I have fallen behind since day 6, but am attempting to make up some ground.
Day 7 proved to be pretty tough. I kept track of the “current” directory by appending all of the cd
commands. I then removed the directory before the ..
, ie one/dir/..
-> one
. I attempted to use a recursive regex for this, but unfortunatly BigQuery uses the re2 regex library which does not support recursive syntax. So instead I used a JavaScript UDF for that.
After finding the size of each directory, I then created a CTE with a row for each parent of a directory and the child’s size. I then grouped by each of those directories to sum the sizes of all of the children. There might be a better way to do that, but that’s the solution I arrived at.

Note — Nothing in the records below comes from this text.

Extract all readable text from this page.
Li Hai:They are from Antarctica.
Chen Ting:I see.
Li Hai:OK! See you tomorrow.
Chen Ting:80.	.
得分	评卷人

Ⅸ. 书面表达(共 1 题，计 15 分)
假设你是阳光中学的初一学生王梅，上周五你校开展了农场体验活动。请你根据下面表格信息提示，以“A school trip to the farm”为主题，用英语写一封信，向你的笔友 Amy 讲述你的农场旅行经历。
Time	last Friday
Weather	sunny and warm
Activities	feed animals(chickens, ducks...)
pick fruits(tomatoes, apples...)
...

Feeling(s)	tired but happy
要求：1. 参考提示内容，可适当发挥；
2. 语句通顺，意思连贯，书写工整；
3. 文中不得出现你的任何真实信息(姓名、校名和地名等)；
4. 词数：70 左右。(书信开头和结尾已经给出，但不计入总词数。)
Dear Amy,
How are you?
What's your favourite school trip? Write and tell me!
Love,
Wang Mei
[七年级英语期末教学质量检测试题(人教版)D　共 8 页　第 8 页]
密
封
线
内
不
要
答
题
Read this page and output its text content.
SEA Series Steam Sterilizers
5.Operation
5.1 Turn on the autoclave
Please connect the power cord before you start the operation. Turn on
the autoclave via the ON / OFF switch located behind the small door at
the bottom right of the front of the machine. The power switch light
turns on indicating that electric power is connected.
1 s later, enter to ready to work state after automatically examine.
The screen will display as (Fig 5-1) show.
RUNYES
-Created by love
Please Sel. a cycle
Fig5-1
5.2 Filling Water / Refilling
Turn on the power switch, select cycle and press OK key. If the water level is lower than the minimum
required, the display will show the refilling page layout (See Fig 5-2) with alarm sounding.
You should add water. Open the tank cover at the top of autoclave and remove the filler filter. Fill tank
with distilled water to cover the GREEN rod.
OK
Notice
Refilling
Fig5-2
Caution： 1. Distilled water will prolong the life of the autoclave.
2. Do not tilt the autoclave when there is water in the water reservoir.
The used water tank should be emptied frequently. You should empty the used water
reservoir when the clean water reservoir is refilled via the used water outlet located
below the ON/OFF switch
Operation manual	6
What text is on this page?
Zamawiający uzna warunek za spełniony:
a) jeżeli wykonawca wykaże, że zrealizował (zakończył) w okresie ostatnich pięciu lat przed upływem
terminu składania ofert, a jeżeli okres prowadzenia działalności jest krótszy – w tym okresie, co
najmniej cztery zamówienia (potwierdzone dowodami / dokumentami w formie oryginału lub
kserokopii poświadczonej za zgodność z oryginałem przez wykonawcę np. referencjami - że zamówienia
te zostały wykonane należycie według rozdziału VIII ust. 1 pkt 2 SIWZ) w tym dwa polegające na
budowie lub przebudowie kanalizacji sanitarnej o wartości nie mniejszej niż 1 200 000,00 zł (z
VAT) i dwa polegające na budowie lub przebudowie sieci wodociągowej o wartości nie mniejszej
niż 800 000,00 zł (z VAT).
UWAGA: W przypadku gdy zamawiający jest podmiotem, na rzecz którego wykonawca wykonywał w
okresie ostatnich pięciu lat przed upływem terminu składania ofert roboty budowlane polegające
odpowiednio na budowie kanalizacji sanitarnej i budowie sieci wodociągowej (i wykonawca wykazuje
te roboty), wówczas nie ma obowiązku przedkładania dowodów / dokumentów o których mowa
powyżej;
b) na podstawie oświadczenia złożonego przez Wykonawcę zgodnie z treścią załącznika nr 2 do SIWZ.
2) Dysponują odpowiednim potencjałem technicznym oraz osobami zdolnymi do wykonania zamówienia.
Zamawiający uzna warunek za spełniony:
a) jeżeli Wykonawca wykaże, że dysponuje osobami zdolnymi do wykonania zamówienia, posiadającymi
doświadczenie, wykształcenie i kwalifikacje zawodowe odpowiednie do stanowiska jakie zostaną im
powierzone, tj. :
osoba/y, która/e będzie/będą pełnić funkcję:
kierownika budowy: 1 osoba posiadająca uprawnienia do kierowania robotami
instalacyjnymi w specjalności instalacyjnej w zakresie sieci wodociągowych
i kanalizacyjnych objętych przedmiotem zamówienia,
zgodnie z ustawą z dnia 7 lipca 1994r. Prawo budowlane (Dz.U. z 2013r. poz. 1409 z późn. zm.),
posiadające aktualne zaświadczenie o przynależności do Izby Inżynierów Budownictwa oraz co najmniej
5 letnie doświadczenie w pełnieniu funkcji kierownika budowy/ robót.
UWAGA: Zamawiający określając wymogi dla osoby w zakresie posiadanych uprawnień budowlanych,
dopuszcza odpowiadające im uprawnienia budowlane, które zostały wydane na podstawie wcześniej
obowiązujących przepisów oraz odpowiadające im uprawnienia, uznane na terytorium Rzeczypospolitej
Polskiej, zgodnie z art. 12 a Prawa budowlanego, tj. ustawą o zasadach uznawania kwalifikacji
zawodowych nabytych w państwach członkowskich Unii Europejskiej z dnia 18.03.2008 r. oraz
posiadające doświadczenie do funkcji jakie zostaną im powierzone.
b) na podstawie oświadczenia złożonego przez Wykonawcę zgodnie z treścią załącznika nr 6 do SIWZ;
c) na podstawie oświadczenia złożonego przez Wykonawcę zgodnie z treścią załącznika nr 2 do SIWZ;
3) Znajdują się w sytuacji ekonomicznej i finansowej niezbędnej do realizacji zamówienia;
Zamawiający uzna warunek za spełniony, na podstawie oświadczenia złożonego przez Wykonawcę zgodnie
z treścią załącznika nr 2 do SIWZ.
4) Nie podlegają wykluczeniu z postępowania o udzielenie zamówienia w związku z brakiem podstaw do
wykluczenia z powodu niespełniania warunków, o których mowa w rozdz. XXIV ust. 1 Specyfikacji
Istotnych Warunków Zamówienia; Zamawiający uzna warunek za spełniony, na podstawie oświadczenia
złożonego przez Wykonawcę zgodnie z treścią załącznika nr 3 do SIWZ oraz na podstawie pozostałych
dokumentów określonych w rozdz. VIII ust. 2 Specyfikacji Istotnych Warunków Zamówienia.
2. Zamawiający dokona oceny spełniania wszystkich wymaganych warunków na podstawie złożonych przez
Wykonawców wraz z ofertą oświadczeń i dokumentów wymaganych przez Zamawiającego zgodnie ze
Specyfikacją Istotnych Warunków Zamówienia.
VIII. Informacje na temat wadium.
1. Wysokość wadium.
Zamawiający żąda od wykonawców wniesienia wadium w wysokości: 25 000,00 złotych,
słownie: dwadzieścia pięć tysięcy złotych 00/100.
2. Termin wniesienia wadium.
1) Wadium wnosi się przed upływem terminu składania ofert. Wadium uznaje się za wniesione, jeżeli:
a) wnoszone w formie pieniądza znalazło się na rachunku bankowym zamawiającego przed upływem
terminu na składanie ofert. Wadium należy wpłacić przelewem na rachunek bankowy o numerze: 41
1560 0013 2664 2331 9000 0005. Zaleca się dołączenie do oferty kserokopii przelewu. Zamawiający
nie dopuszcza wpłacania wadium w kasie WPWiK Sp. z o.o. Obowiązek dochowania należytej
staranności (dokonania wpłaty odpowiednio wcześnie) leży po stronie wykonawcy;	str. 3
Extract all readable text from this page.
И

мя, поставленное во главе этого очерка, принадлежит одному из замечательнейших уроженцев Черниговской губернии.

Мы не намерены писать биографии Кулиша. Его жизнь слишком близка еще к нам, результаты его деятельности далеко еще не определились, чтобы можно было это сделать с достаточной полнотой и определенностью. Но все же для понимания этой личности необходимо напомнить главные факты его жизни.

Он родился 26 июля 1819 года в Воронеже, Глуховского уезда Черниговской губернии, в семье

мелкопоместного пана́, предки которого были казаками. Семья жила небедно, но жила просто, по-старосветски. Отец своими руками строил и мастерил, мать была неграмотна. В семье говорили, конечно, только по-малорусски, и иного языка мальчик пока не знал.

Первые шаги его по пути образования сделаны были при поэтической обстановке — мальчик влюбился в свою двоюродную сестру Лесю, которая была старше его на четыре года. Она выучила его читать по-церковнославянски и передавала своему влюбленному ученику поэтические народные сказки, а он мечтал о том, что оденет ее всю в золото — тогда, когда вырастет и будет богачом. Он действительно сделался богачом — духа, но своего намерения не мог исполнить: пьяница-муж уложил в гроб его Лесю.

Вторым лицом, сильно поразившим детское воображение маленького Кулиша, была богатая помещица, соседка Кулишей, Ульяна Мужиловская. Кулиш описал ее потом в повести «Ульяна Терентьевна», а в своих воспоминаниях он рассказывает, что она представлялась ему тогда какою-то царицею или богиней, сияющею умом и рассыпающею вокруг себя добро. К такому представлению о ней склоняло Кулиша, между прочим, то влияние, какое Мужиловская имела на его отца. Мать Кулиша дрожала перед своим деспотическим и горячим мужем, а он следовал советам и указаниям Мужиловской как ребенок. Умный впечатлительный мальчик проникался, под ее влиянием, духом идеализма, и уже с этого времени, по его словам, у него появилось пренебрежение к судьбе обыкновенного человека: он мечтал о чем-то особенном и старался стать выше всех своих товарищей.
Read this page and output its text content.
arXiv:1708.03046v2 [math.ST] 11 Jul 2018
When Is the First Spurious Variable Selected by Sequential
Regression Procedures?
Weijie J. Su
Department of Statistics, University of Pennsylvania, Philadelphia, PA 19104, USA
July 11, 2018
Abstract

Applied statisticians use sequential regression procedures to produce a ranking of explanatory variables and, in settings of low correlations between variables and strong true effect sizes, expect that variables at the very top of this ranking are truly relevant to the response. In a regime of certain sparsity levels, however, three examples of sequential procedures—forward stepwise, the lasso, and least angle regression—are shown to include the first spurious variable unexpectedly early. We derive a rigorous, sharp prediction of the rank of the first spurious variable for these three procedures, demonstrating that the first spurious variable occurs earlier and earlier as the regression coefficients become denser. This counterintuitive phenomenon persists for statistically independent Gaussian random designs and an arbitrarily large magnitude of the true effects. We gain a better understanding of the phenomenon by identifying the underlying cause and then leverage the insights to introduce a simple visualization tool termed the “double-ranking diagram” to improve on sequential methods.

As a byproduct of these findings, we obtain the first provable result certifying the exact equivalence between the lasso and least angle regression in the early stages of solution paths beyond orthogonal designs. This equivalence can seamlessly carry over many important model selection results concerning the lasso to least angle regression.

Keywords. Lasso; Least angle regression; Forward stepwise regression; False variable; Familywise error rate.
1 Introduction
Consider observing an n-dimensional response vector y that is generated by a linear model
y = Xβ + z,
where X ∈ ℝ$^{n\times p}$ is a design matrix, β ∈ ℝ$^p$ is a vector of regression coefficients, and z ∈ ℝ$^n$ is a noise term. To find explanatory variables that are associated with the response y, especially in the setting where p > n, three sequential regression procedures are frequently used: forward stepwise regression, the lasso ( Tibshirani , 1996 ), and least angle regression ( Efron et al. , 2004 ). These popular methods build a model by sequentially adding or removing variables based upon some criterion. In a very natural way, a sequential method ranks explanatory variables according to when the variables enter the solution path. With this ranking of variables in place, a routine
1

Most of these solutions are ending up as a chain of transformations put into CTEs. 🤷
CREATE TEMP FUNCTION
moveUpDir(directory STRING)
RETURNS STRING
LANGUAGE js AS r"""
while (directory.includes("..")) {
directory = directory.replace(/,\w+,\.\./g, '');
directory = '/' + directory.replace(/\/(,\.\.)?/g, '');
}
return directory;
""";
WITH
raw_input AS (
SELECT
"""$ cd /
$ ls
dir a
14848514 b.txt
8504156 c.dat
dir d
$ cd a
$ ls
dir e
29116 f
2557 g
62596 h.lst
$ cd e
$ ls
584 i
$ cd ..
$ cd ..
$ cd d
$ ls
4060174 j
8033020 d.log
5626152 d.ext
7214296 k""" AS raw_text ),
raw_rows AS (
SELECT
o,
raw_row
FROM (
SELECT
SPLIT(raw_text, '\n') raw_row_array
FROM
raw_input ),
UNNEST(raw_row_array) raw_row
WITH
OFFSET
o ),
directory_size AS (
SELECT
*,
REGEXP_EXTRACT(raw_row, r'^\d+') AS size,
REGEXP_EXTRACT(raw_row, r'^\d+ (.*)') AS filename,
STRING_AGG( REGEXP_EXTRACT(raw_row, r'^\$ cd (.*)'), ',' ) OVER (ORDER BY o) AS current_directory
FROM
raw_rows ),
processed_dir AS (
SELECT
DISTINCT moveUpDir(current_directory) AS current_directory,
raw_row,
o,
size,
filename
FROM
directory_size ),
cleaned_dir AS (
SELECT
DISTINCT CONCAT(current_directory, ',', filename) AS filename,
size,
current_directory
FROM
processed_dir
WHERE
filename IS NOT NULL ),
total_sizes AS (
SELECT
SUM(COALESCE(CAST(size AS INT), 0)) AS total_size,
current_directory
FROM
cleaned_dir
GROUP BY
current_directory ),
all_dirs AS (
SELECT
total_size,
SPLIT(current_directory, ',') dirs,
current_directory
FROM
total_sizes ),
unnest_dirs AS (
SELECT
*
FROM
all_dirs,
UNNEST(dirs) d
WITH
OFFSET
o ),
agg_dirs AS (
SELECT
STRING_AGG(d, ',') OVER (PARTITION BY current_directory ORDER BY o) AS dir,
total_size
FROM
unnest_dirs ),
grouped_dirs AS (
SELECT
SUM(total_size) dir_size,
dir
FROM
agg_dirs
GROUP BY
dir
HAVING
dir_size <= 100000 ),
part_1 AS (
SELECT
SUM(dir_size)
FROM
grouped_dirs ),
all_grouped_dirs AS (
SELECT
SUM(total_size) AS dir_size,
dir
FROM
agg_dirs
GROUP BY
dir ),
min_size AS (
SELECT
30000000 - (70000000 - MAX(dir_size)) AS size
FROM
all_grouped_dirs )
-- SELECT * FROM part_1;
SELECT
dir_size
FROM
all_grouped_dirs
JOIN
min_size
ON
min_size.size <= all_grouped_dirs.dir_size
ORDER BY
dir_size
LIMIT
1